February 24, 2006Companies at Risk
Who is at risk to having their existing business threatened by Web 2.0 companies? They share these characteristics:
- Unable or unwilling to syndicate their content openly (not necessarily freely)
- Unable or unwilling to trust their user-base as valueable partners
- Unable or unwilling to canabalize their existing installed software base with software as a service versions
Organizations that rely upon the Web 1.0 model for controlling access to their information. This includes the traditional print media, online news media, and the recording industry. The nature of the internet makes information openness a competitive advantage. It is increasingly difficult for content organizations to dictate the channels through which their information is consumed. Businesses whose model require that their consumers “come through my front door” to consume their information will end up as losers in the Web 2.0 economy.
In contrast, Companies with simple open API’s to their content will see their information distributed through innovative mashups and other 3rd party channels – offering them opportunities to explore new revenue streams. Consumers, of course, will not make their decision to abandon a service based on API availability, but that will be the net effect. They will switch their attention to services that enable them to consume information on their own terms.
Organizations that do not recognize their user-base as a valuable network will be left behind by Web 2.0 companies that do. Users of today’s Web 2.0 companies are essentially co-developers of the products they use. The Web 2.0 products have a built-in positive feedback loop that is powered by the network effect. Purveyors of traditional ‘stand-alone software’ that cannot take advantage of the network effect will be at a competitive disadvantage in the years to come.
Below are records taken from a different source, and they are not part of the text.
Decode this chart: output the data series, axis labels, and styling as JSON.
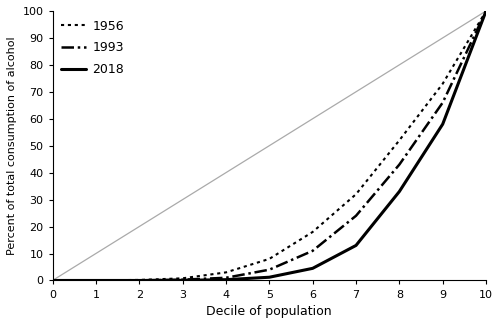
{
  "xlabel": "Decile of population",
  "ylabel": "Percent of total consumption of alcohol",
  "xlim": [
    0,
    10
  ],
  "ylim": [
    0,
    100
  ],
  "xticks": [
    0,
    1,
    2,
    3,
    4,
    5,
    6,
    7,
    8,
    9,
    10
  ],
  "yticks": [
    0,
    10,
    20,
    30,
    40,
    50,
    60,
    70,
    80,
    90,
    100
  ],
  "diagonal_color": "#aaaaaa",
  "series": [
    {
      "label": "1956",
      "linestyle": "dotted",
      "color": "#000000",
      "linewidth": 1.5,
      "x": [
        0,
        1,
        2,
        3,
        4,
        5,
        6,
        7,
        8,
        9,
        10
      ],
      "y": [
        0,
        0.05,
        0.2,
        0.8,
        3.0,
        8.0,
        18.0,
        32.0,
        52.0,
        73.0,
        100
      ]
    },
    {
      "label": "1993",
      "linestyle": "dashed",
      "color": "#000000",
      "linewidth": 1.8,
      "x": [
        0,
        1,
        2,
        3,
        4,
        5,
        6,
        7,
        8,
        9,
        10
      ],
      "y": [
        0,
        0.02,
        0.05,
        0.3,
        1.0,
        4.0,
        11.0,
        24.0,
        43.0,
        66.0,
        100
      ]
    },
    {
      "label": "2018",
      "linestyle": "solid",
      "color": "#000000",
      "linewidth": 2.2,
      "x": [
        0,
        1,
        2,
        3,
        4,
        5,
        6,
        7,
        8,
        9,
        10
      ],
      "y": [
        0,
        0.0,
        0.0,
        0.05,
        0.3,
        1.2,
        4.5,
        13.0,
        33.0,
        58.0,
        100
      ]
    }
  ],
  "legend_loc": "upper left",
  "legend_fontsize": 9,
  "legend_labelspacing": 0.7,
  "legend_handlelength": 2.0,
  "background_color": "#ffffff",
  "figsize": [
    5.0,
    3.25
  ],
  "dpi": 100
}
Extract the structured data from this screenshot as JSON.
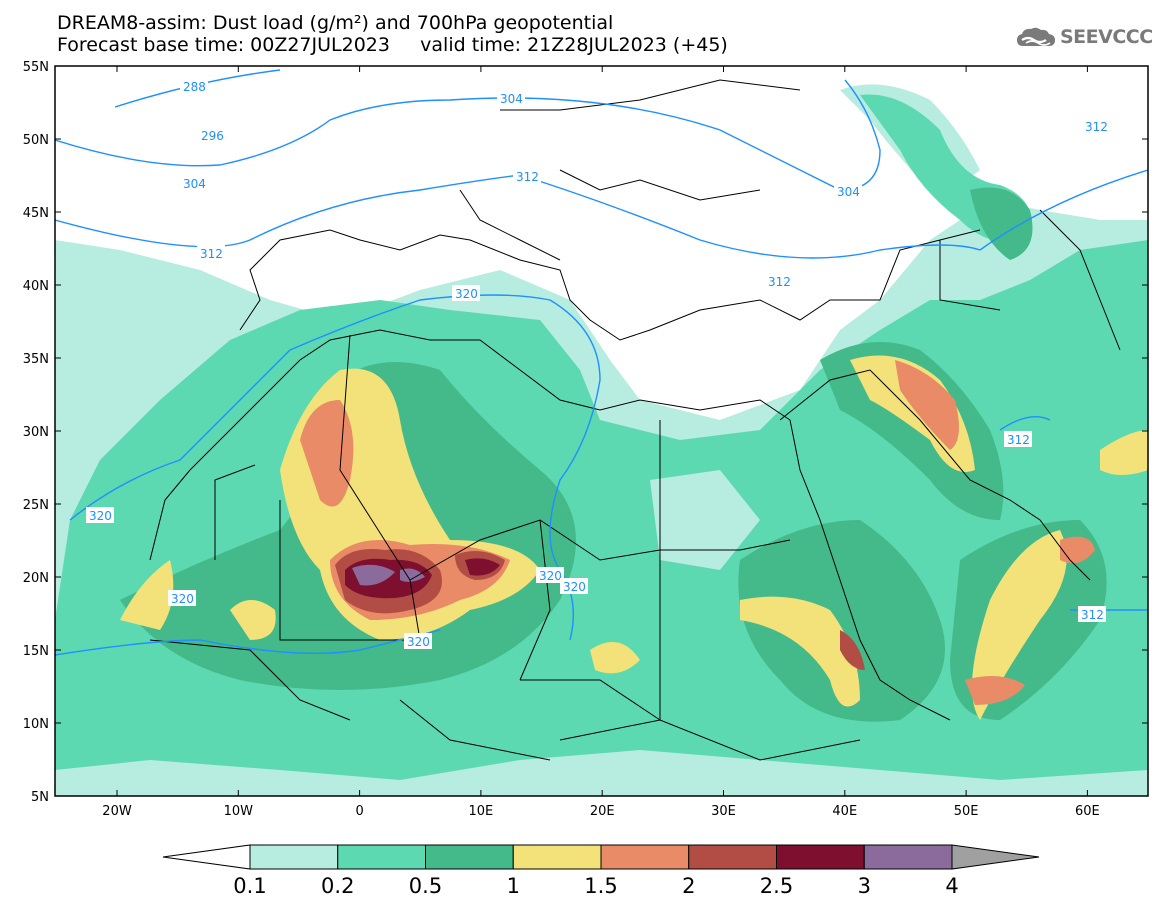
{
  "title_line1": "DREAM8-assim: Dust load (g/m²) and 700hPa geopotential",
  "title_line2": "Forecast base time: 00Z27JUL2023     valid time: 21Z28JUL2023 (+45)",
  "logo_text": "SEEVCCC",
  "lat_labels": [
    "55N",
    "50N",
    "45N",
    "40N",
    "35N",
    "30N",
    "25N",
    "20N",
    "15N",
    "10N",
    "5N"
  ],
  "lon_labels": [
    "20W",
    "10W",
    "0",
    "10E",
    "20E",
    "30E",
    "40E",
    "50E",
    "60E"
  ],
  "contour_labels": [
    "288",
    "296",
    "304",
    "304",
    "312",
    "304",
    "312",
    "312",
    "312",
    "320",
    "320",
    "320",
    "320",
    "320",
    "320",
    "312",
    "312"
  ],
  "colorbar": {
    "levels": [
      "0.1",
      "0.2",
      "0.5",
      "1",
      "1.5",
      "2",
      "2.5",
      "3",
      "4"
    ],
    "colors": [
      "#b7ece0",
      "#5cd9b0",
      "#44b98a",
      "#f3e27a",
      "#e98b66",
      "#b24d45",
      "#7e0f2f",
      "#8b6a9c",
      "#a0a0a0"
    ]
  },
  "colors": {
    "contour": "#1e90ff",
    "border": "#000000",
    "ocean": "#ffffff"
  }
}
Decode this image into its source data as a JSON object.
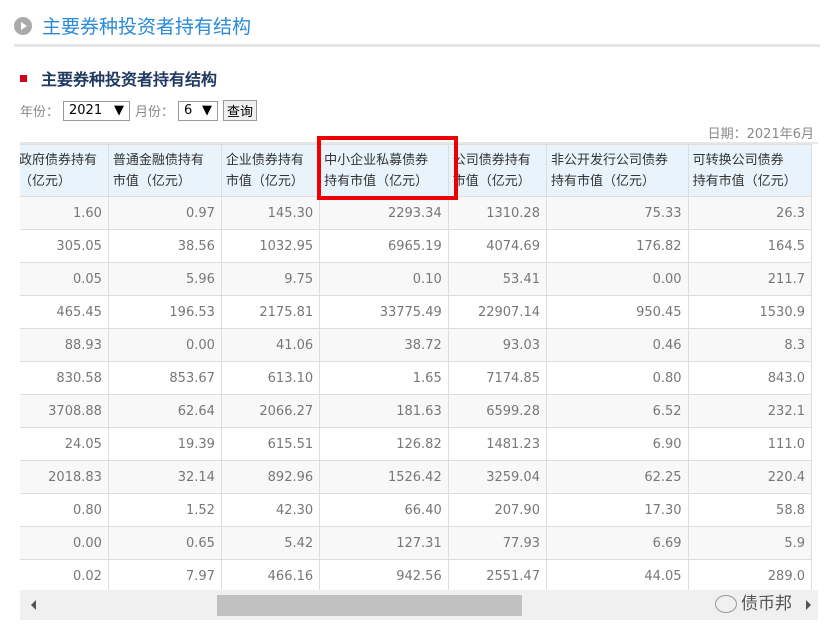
{
  "header": {
    "title": "主要券种投资者持有结构"
  },
  "section": {
    "title": "主要券种投资者持有结构"
  },
  "filters": {
    "year_label": "年份：",
    "year_value": "2021",
    "month_label": "月份：",
    "month_value": "6",
    "query_label": "查询"
  },
  "date_label": "日期：2021年6月",
  "table": {
    "columns": [
      [
        "政府债券持有",
        "（亿元）"
      ],
      [
        "普通金融债持有",
        "市值（亿元）"
      ],
      [
        "企业债券持有",
        "市值（亿元）"
      ],
      [
        "中小企业私募债券",
        "持有市值（亿元）"
      ],
      [
        "公司债券持有",
        "市值（亿元）"
      ],
      [
        "非公开发行公司债券",
        "持有市值（亿元）"
      ],
      [
        "可转换公司债券",
        "持有市值（亿元）"
      ]
    ],
    "highlighted_column": 3,
    "rows": [
      [
        "1.60",
        "0.97",
        "145.30",
        "2293.34",
        "1310.28",
        "75.33",
        "26.3"
      ],
      [
        "305.05",
        "38.56",
        "1032.95",
        "6965.19",
        "4074.69",
        "176.82",
        "164.5"
      ],
      [
        "0.05",
        "5.96",
        "9.75",
        "0.10",
        "53.41",
        "0.00",
        "211.7"
      ],
      [
        "465.45",
        "196.53",
        "2175.81",
        "33775.49",
        "22907.14",
        "950.45",
        "1530.9"
      ],
      [
        "88.93",
        "0.00",
        "41.06",
        "38.72",
        "93.03",
        "0.46",
        "8.3"
      ],
      [
        "830.58",
        "853.67",
        "613.10",
        "1.65",
        "7174.85",
        "0.80",
        "843.0"
      ],
      [
        "3708.88",
        "62.64",
        "2066.27",
        "181.63",
        "6599.28",
        "6.52",
        "232.1"
      ],
      [
        "24.05",
        "19.39",
        "615.51",
        "126.82",
        "1481.23",
        "6.90",
        "111.0"
      ],
      [
        "2018.83",
        "32.14",
        "892.96",
        "1526.42",
        "3259.04",
        "62.25",
        "220.4"
      ],
      [
        "0.80",
        "1.52",
        "42.30",
        "66.40",
        "207.90",
        "17.30",
        "58.8"
      ],
      [
        "0.00",
        "0.65",
        "5.42",
        "127.31",
        "77.93",
        "6.69",
        "5.9"
      ],
      [
        "0.02",
        "7.97",
        "466.16",
        "942.56",
        "2551.47",
        "44.05",
        "289.0"
      ]
    ]
  },
  "watermark": "债币邦",
  "colors": {
    "title_blue": "#2a8ad8",
    "highlight": "#e00000",
    "header_bg": "#e8f3fc"
  }
}
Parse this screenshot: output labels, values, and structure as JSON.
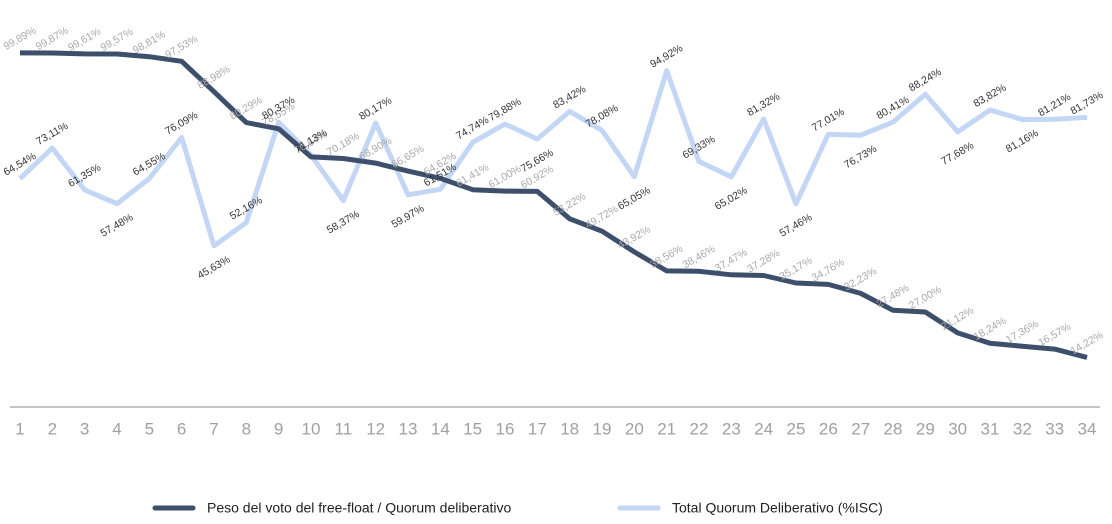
{
  "chart_data": {
    "type": "line",
    "categories": [
      "1",
      "2",
      "3",
      "4",
      "5",
      "6",
      "7",
      "8",
      "9",
      "10",
      "11",
      "12",
      "13",
      "14",
      "15",
      "16",
      "17",
      "18",
      "19",
      "20",
      "21",
      "22",
      "23",
      "24",
      "25",
      "26",
      "27",
      "28",
      "29",
      "30",
      "31",
      "32",
      "33",
      "34"
    ],
    "ylim": [
      0,
      100
    ],
    "series": [
      {
        "name": "Peso del voto del free-float / Quorum deliberativo",
        "color": "#3d4f6b",
        "values": [
          99.89,
          99.87,
          99.61,
          99.57,
          98.81,
          97.53,
          88.98,
          80.29,
          78.55,
          70.64,
          70.18,
          68.9,
          66.65,
          64.62,
          61.41,
          61.0,
          60.92,
          53.22,
          49.72,
          43.92,
          38.56,
          38.46,
          37.47,
          37.28,
          35.17,
          34.76,
          32.23,
          27.48,
          27.0,
          21.12,
          18.24,
          17.36,
          16.57,
          14.22
        ],
        "value_labels": [
          "99,89%",
          "99,87%",
          "99,61%",
          "99,57%",
          "98,81%",
          "97,53%",
          "88,98%",
          "80,29%",
          "78,55%",
          "70,64%",
          "70,18%",
          "68,90%",
          "66,65%",
          "64,62%",
          "61,41%",
          "61,00%",
          "60,92%",
          "53,22%",
          "49,72%",
          "43,92%",
          "38,56%",
          "38,46%",
          "37,47%",
          "37,28%",
          "35,17%",
          "34,76%",
          "32,23%",
          "27,48%",
          "27,00%",
          "21,12%",
          "18,24%",
          "17,36%",
          "16,57%",
          "14,22%"
        ]
      },
      {
        "name": "Total Quorum Deliberativo (%ISC)",
        "color": "#c3d6f5",
        "values": [
          64.54,
          73.11,
          61.35,
          57.48,
          64.55,
          76.09,
          45.63,
          52.16,
          80.37,
          71.13,
          58.37,
          80.17,
          59.97,
          61.51,
          74.74,
          79.88,
          75.66,
          83.42,
          78.08,
          65.05,
          94.92,
          69.33,
          65.02,
          81.32,
          57.46,
          77.01,
          76.73,
          80.41,
          88.24,
          77.68,
          83.82,
          81.16,
          81.21,
          81.73
        ],
        "value_labels": [
          "64,54%",
          "73,11%",
          "61,35%",
          "57,48%",
          "64,55%",
          "76,09%",
          "45,63%",
          "52,16%",
          "80,37%",
          "71,13%",
          "58,37%",
          "80,17%",
          "59,97%",
          "61,51%",
          "74,74%",
          "79,88%",
          "75,66%",
          "83,42%",
          "78,08%",
          "65,05%",
          "94,92%",
          "69,33%",
          "65,02%",
          "81,32%",
          "57,46%",
          "77,01%",
          "76,73%",
          "80,41%",
          "88,24%",
          "77,68%",
          "83,82%",
          "81,16%",
          "81,21%",
          "81,73%"
        ]
      }
    ]
  }
}
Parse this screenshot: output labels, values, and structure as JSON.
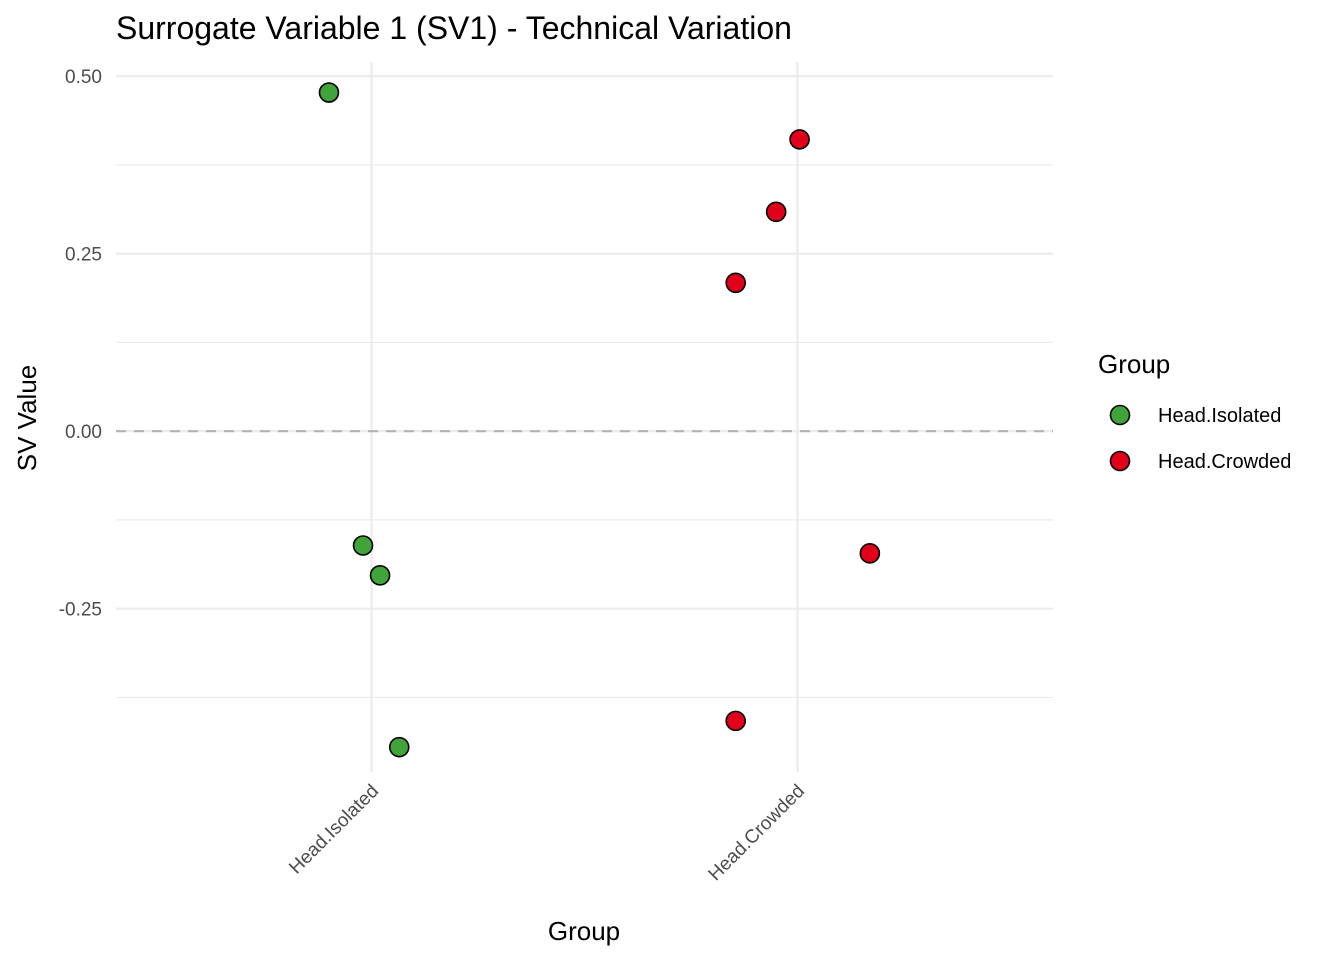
{
  "chart_data": {
    "type": "scatter",
    "title": "Surrogate Variable 1 (SV1) - Technical Variation",
    "xlabel": "Group",
    "ylabel": "SV Value",
    "categories": [
      "Head.Isolated",
      "Head.Crowded"
    ],
    "ylim": [
      -0.48,
      0.52
    ],
    "yticks": [
      -0.25,
      0.0,
      0.25,
      0.5
    ],
    "ytick_labels": [
      "-0.25",
      "0.00",
      "0.25",
      "0.50"
    ],
    "reference_line": {
      "y": 0.0,
      "style": "dashed"
    },
    "grid": true,
    "legend": {
      "title": "Group",
      "position": "right"
    },
    "series": [
      {
        "name": "Head.Isolated",
        "color": "#41A43B",
        "points": [
          {
            "category": "Head.Isolated",
            "jitter": -0.1,
            "y": 0.477
          },
          {
            "category": "Head.Isolated",
            "jitter": -0.02,
            "y": -0.161
          },
          {
            "category": "Head.Isolated",
            "jitter": 0.02,
            "y": -0.203
          },
          {
            "category": "Head.Isolated",
            "jitter": 0.065,
            "y": -0.445
          }
        ]
      },
      {
        "name": "Head.Crowded",
        "color": "#E0001B",
        "points": [
          {
            "category": "Head.Crowded",
            "jitter": 0.005,
            "y": 0.411
          },
          {
            "category": "Head.Crowded",
            "jitter": -0.05,
            "y": 0.309
          },
          {
            "category": "Head.Crowded",
            "jitter": -0.145,
            "y": 0.209
          },
          {
            "category": "Head.Crowded",
            "jitter": 0.17,
            "y": -0.172
          },
          {
            "category": "Head.Crowded",
            "jitter": -0.145,
            "y": -0.408
          }
        ]
      }
    ]
  }
}
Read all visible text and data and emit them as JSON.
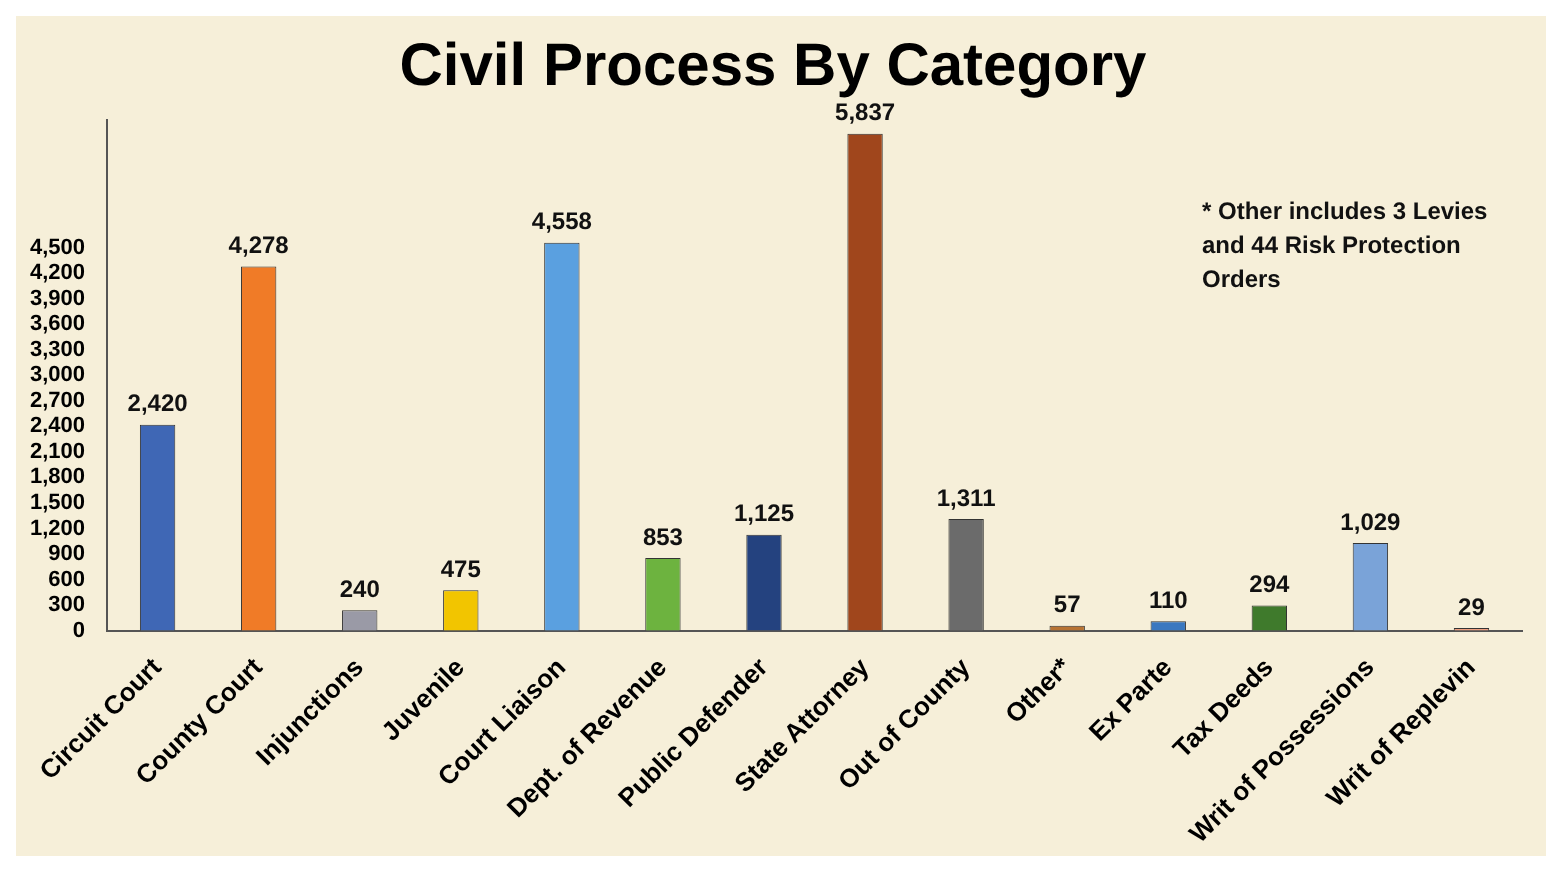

Even traditional software markets like ERP and CRM, that would appear insulated from the Web 2.0 threat because of their complexity and heavy per-instance configuration and customization are not safe over the long haul. Companies like Seibel, if they do not move to embrace the Web 2.0 concepts will continue to loose market share to innovators like SalesForce.com who have fully embraced the web as-a-platform and software-as-a-service principles. The SalesForce’s of the world will have the advantage of profitably servicing the Long Tail as an ever growing revenue stream, while chipping away at the enterprise market dominated by the likes of Seibel (in CRM).
Companies Poised to Capitalize
What organizations are poised to capitalize on the Web 2.0 concepts and technologies? They share these characteristics:
- Existing participatory user base – Yahoo, Microsoft (MSN), AOL, Google, eBay. Companies with a large number of existing registered users have a built in advantage in leveraging the network effect. They can jump start their Web 2.0 services by tapping into an existing set of users, enabling them to reach critical mass quicker.
- Mash Up Innovators and Mash Up Content Providers – innovators: Trulia.com, Rollyo.com, GroupHop, diggdot.us, Flock, etc; providers: BBC, Flickr (Yahoo!), Google, Del.icio.us, directory services, traditional media (if willing to relinquish some control). There will undoubtedly be a shake out in this space, but those who are able to add significant value to consumers by integrating 3rd party content in innovative ways will become Web 2.0 winners. Interestingly, the winners in this space tend to become acquisition targets by the companies in bullet one, above, as opposed to companies looking to build their own organization.
- Desktop Application Replacements and Software as Service leaders– Zimbra.com, SalesForce.com, Writely, JotSpot, SocialText, etc. Organizations that are already delivering their software as a service over the web are blazing the early adopter trail. Large companies with traditional installed software business models should be watching closely – Microsoft, Quicken, and Adobe, are good examples. These companies can either learn quickly from the trailblazers, or loose out to them, depending upon their reaction to the disruption they will pose to their market share.
- Network Effect Leveragers – NetFlix, Technorati, Del.icio.us, Digg.com, Wikipedia, SugarCRM, Salesforce.com, ESPN.com (fantasy sports). These companies already enjoy the exponential growth in usage generated by the network effect embedded in their services.